Formation damage caused by organic and inorganic deposition particularly near and around wellbore, can substantially reduce the hydrocarbon production. In depleted oil reservoirs, when reservoir-driving forces are low and in declining stage, even small resistance can restrict the fluid flow resulting in loss of well productivity. Single stage chemical system was designed to restore the oil production of Malaysian oil producers that suffers with complex deposition problems. Extensive well selection activities and laboratory analysis were conducted prior to the well treatment. This paper presents five case studies of treated wells that have been revived or boosted using the single stage chemical system. The well treatment consist of bull-heading a pill of pre-flush to facilitate the action of the main chemical system, followed by the main chemical, soaking for 24 hours and flow back the well. The well treatment job was completed successfully and safely with chemical cost saving of 40%. Post well treatment showed mixed results by instantaneous average production improvement of more than 400% for Well BK1, BK2 and BK3 and 26% production gain for Well BT2. The improved production sustained up to five months before a drop in production back to the old trend. Well BT3 wellbore damage was partially removed with less incremental in terms of gross production post treatment. Primary hypothesis of short sustainability of the post well treatment is likely due to re-deposition of wax within the subsurface environment.

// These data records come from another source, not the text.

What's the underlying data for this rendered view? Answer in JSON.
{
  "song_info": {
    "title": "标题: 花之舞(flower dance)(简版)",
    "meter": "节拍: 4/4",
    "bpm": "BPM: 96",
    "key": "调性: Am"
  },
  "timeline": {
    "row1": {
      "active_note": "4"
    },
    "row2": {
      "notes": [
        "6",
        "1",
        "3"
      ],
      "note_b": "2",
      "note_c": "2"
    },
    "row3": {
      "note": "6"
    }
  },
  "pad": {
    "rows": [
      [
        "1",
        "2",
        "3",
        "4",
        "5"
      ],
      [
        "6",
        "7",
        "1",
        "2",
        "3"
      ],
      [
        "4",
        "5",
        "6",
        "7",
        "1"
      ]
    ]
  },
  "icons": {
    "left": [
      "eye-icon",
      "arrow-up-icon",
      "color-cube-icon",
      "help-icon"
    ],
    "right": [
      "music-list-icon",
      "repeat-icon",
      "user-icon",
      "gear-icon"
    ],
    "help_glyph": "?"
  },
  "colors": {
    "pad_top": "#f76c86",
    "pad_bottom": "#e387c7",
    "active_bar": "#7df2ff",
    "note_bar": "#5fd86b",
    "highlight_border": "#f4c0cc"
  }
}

Confirmation on this hypothesis is planned through slick line intervention. The instantaneous production gain highlighted the opportunity to replicate the technology with improved method by incorporating the inhibition chemical component to other potential wells that face similar deposition problem through proactive and preventive approach to ensure production sustainability and minimize the number of idle wells.